O Brasil superou as Filipinas em matéria de exibição de um amante da violência pela violência: nosso reles devoto de Trump não passa da caricatura mais barata de Duterte. Não, não é hora para psicanálise de base, é hora de remover, urgentissimamente, o cancro instalado no poder central da República. De alto poder corrosivo e contaminante de toda a Nação. Não há como evitar o assunto. Ele é manchete por todo o mundo. Vergonha!
Mas a solidariedade internacional e comunitária por todo o planeta também dá mostras de que a globalização cega e o fundamentalismo neoliberal não conseguiram derrotar a amizade entre os povos e o amor humano fraterno. Entre tantos retornos que recebo por esta série de escritos, os de amigos chineses estão entre os mais tocantes.
Assim, por exemplo, do jovem doutor em história do Brasil Gao Ran, que defendeu recentemente tese brilhante na Universidade de Pequim sobre a presença da Teologia da Libertação na resistência à ditadura militar e na luta pela construção de uma democracia social no Brasil, anota que minha referência a triciclos o fez ter saudades da infância em sua pequena cidade natal, Baodi, onde todo o transporte de passageiros se fazia nesse veículo, a gasolina, antes da entrada dos táxis sobre quatro rodas.
E isso rebate nas andanças que eu próprio fiz em triciclos para condução de pessoas, em cidades que ainda perduram imersas em tempos antigos: em Dali, imponente entre suas cadeias montanhosas e um lago gigante; em Qufu, cidade natal de Confúcio; e em Suzhou, belíssima entre seus seculares canais e jardins insuperáveis. Mas essas recordações também me enchem de saudades, como se fizessem parte de um passado muito remoto. Transposta já a barreira do segundo mês consecutivo de confinamento, a percepção da passagem do tempo se confunde. E os espaços, aqueles mais belos e distantes, tornam-se pinturas tão nítidas quanto evanescentes no fluxo da memória.
Quero mencionar também a bem-humorada postagem que meu prezado colega e chefe do Departamento de Espanhol-Português da Universidade de Pequim, Fan Ye, tradutor reconhecido na China de Gabriel García-Márquez e Roberto Bolaño, fez, há duas semanas, enviando-me uma charge do herói nacional Chefe de Polícia Gato Preto, onde encara sem medo ninguém menos do que Batman.
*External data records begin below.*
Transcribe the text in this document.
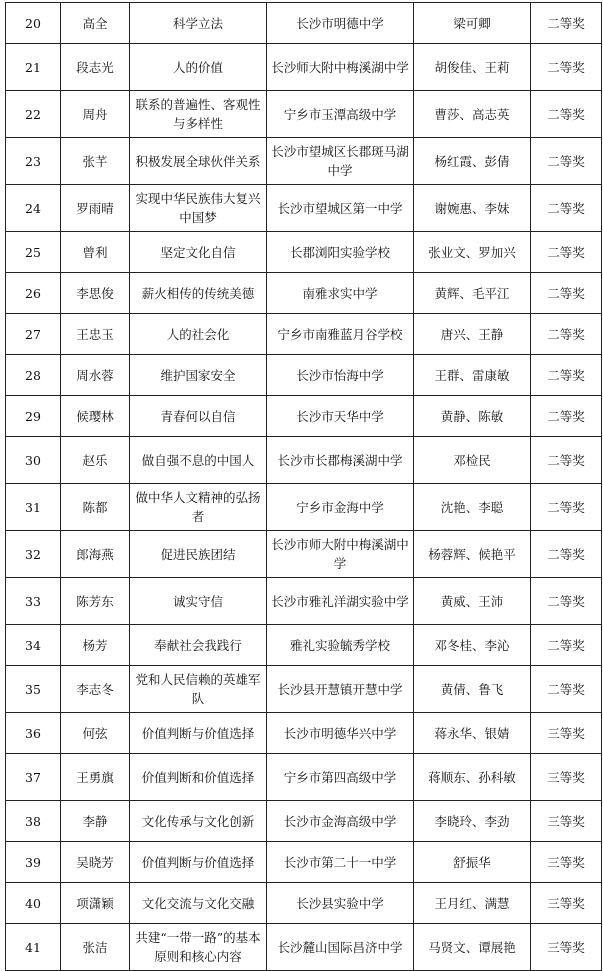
20	高全	科学立法	长沙市明德中学	梁可卿	二等奖
21	段志光	人的价值	长沙师大附中梅溪湖中学	胡俊佳、王莉	二等奖
22	周舟	联系的普遍性、客观性与多样性	宁乡市玉潭高级中学	曹莎、高志英	二等奖
23	张芊	积极发展全球伙伴关系	长沙市望城区长郡斑马湖中学	杨红霞、彭倩	二等奖
24	罗雨晴	实现中华民族伟大复兴中国梦	长沙市望城区第一中学	谢婉惠、李妹	二等奖
25	曾利	坚定文化自信	长郡浏阳实验学校	张业文、罗加兴	二等奖
26	李思俊	薪火相传的传统美德	南雅求实中学	黄辉、毛平江	二等奖
27	王忠玉	人的社会化	宁乡市南雅蓝月谷学校	唐兴、王静	二等奖
28	周水蓉	维护国家安全	长沙市怡海中学	王群、雷康敏	二等奖
29	候璎林	青春何以自信	长沙市天华中学	黄静、陈敏	二等奖
30	赵乐	做自强不息的中国人	长沙市长郡梅溪湖中学	邓检民	二等奖
31	陈都	做中华人文精神的弘扬者	宁乡市金海中学	沈艳、李聪	二等奖
32	郎海燕	促进民族团结	长沙市师大附中梅溪湖中学	杨蓉辉、候艳平	二等奖
33	陈芳东	诚实守信	长沙市雅礼洋湖实验中学	黄威、王沛	二等奖
34	杨芳	奉献社会我践行	雅礼实验毓秀学校	邓冬桂、李沁	二等奖
35	李志冬	党和人民信赖的英雄军队	长沙县开慧镇开慧中学	黄倩、鲁飞	二等奖
36	何弦	价值判断与价值选择	长沙市明德华兴中学	蒋永华、银婧	三等奖
37	王勇旗	价值判断和价值选择	宁乡市第四高级中学	蒋顺东、孙科敏	三等奖
38	李静	文化传承与文化创新	长沙市金海高级中学	李晓玲、李劲	三等奖
39	吴晓芳	价值判断与价值选择	长沙市第二十一中学	舒振华	三等奖
40	项潇颖	文化交流与文化交融	长沙县实验中学	王月红、满慧	三等奖
41	张洁	共建“一带一路”的基本原则和核心内容	长沙麓山国际昌济中学	马贤文、谭展艳	三等奖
Mas para enfrentar Coronavírus e outro Malfeitor que se instalaram no Brasil, nem Chefe de Polícia Gato Preto daria conta. Melhor seguir confiando nas redes de solidariedade internacional, com base em conhecimento científico e compartilhado. Recebo nesta noite, aqui, ou nesta manhã, aí, de uma ex-aluna de pós-graduação do IEL, nossa querida Ma Lin, também tradutora de respeito da literatura brasileira ao chinês, hoje pós-doutoranda na Universidade de Pequim, um Handbook sobre prevenção e tratamento do Covid-19 (LINK), feito por autoridades médicas que enfrentaram o combate da epidemia quando de seu pior cenário na província de Hubei, e editado aqui em tempo recorde, em inglês. Acabo de enviá-lo para colegas da área médica e para o Reitor da Unicamp. Se julgarem de utilidade pública, creio que poderá ser disponibilizado a toda a comunidade.
Mas algo sonhei que me diz que será enviada boa ajuda da China ao Brasil para o bom combate. A solicitação direta de ajuda feita pelos nove governadores do Nordeste, encaminhada à Embaixada da China, seguida por vários governadores da região Norte, certamente terá sua resposta. E, na melhor tradição dos rituais de presentes na cultura chinesa, essa carga de auxílio humanitário (máscaras e equipamentos) poderia vir a ser acompanhada de alguns versos, quem sabe de algum poeta brasileiro, entre tantas vozes possíveis, a reiterar que o caminho da vida humana e não humana, no planeta, é absolutamente uma só. Estamos no mesmo barco. E os sinais de catástrofes não são poucos.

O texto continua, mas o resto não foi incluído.